07/01/2007 11:00PM

Claiming Crown one of many changes at Ellis


The Ron Geary era begins at Ellis Park when the Henderson, Ky., track opens a 46-day meet Wednesday.

The first week of the Ellis meet coincides with the final five-day stretch of the spring meet at Churchill Downs, marking a rare dates overlap on the Kentucky circuit. Officials with both tracks have said they intend to start their races at intervals that will make it easy for simulcast players to watch and wager on both tracks.

Geary, a Louisville businessman, actually headed Ellis management during the 2006 meet after agreeing last July to buy the track from Churchill Downs Inc., which had owned Ellis since 1998. The sale of the track closed in late September, after the meet ended.

Besides the opening-week overlap and the new ownership, the 2007 Ellis meet brings another new wrinkle: The Claiming Crown, the $600,000 series for blue-collar horses, will be run here Aug. 4, marking its first running in Kentucky and just the second outside of Canterbury Park since its debut in 1999. A record 357 nominations have been made to the seven-race series.

"Everybody is excited about the Claiming Crown coming here this year," said Bob Jackson, the longtime director of operations who is a holdover from several previous track administrations at Ellis. "We expect it to be a very large day for us."

Besides the Claiming Crown, the other high point of the meet will come Aug. 18 with the Big Four Stakes Day, highlighted by the lone graded stakes at Ellis, the Grade 3, $150,000 Gardenia Handicap.

The meet's first stakes will be the $50,000 HBPA Handicap on Saturday. The opening-day feature is a $23,500 second-level allowance at 5 1/2 furlongs on turf. Ready to Talk, entered off a respectable effort against tougher competition at Churchill, looks like a solid favorite for trainer Todd Pletcher in a full field of 12 fillies and mares.

This is the first time in nine years that Ellis has run on the Fourth of July holiday, which had been the traditional opening until Churchill bought the track. "Opening day is shaping up very well," said Jackson. "We've gotten a lot of interest from the community, and we're sold out on dining room reservations."

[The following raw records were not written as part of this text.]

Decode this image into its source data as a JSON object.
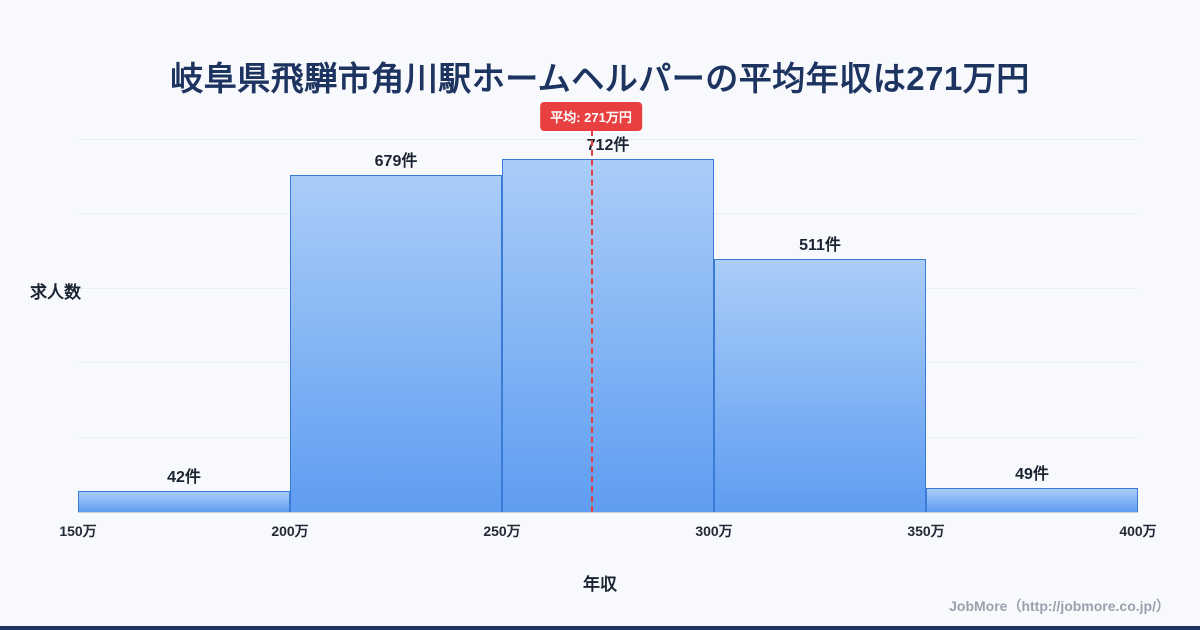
{
  "title": "岐阜県飛騨市角川駅ホームヘルパーの平均年収は271万円",
  "footer": {
    "credit": "JobMore（http://jobmore.co.jp/）"
  },
  "chart_data": {
    "type": "bar",
    "title": "岐阜県飛騨市角川駅ホームヘルパーの平均年収は271万円",
    "xlabel": "年収",
    "ylabel": "求人数",
    "x_tick_labels": [
      "150万",
      "200万",
      "250万",
      "300万",
      "350万",
      "400万"
    ],
    "x_range_man_yen": [
      150,
      400
    ],
    "ylim": [
      0,
      750
    ],
    "grid": true,
    "bins": [
      {
        "x0": 150,
        "x1": 200,
        "count": 42,
        "label": "42件"
      },
      {
        "x0": 200,
        "x1": 250,
        "count": 679,
        "label": "679件"
      },
      {
        "x0": 250,
        "x1": 300,
        "count": 712,
        "label": "712件"
      },
      {
        "x0": 300,
        "x1": 350,
        "count": 511,
        "label": "511件"
      },
      {
        "x0": 350,
        "x1": 400,
        "count": 49,
        "label": "49件"
      }
    ],
    "average": 271,
    "average_label": "平均: 271万円",
    "colors": {
      "bar_fill_top": "#aacdf8",
      "bar_fill_bottom": "#5f9df1",
      "bar_border": "#3a7bd5",
      "average_line": "#e53e3e",
      "average_badge_bg": "#e84040",
      "title_color": "#1d3461",
      "accent_bar": "#1e3560"
    }
  }
}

Luke Kruytbosch, the race-caller at both Churchill and Ellis, will remain in Louisville while Bill Downes fills in for him during the first week at Ellis. Kruytbosch isn't the only person with a scheduling conflict because of the dates overlap; several racing officials, and even more jockeys, will remain at Churchill this week before moving for the balance of the summer to Ellis, which will close, as always, on Labor Day, Sept. 3.

Among the jockeys expected to contend for the riding title is the defending champion, Miguel Mena, who will spot his competition a head start while staying at Churchill this week. Mena won the 2006 title with 45 winners. The training colony is led by Ralph Martinez, who topped the meet last year with 17 winners, while three women - Kim Hammond, Barbara McBride, and Lori Smock - are expected to be among the chief opposition.

This is the 84th race meet at Ellis, which opened in 1922 as Dade Park before being renamed James C. Ellis Park in 1955.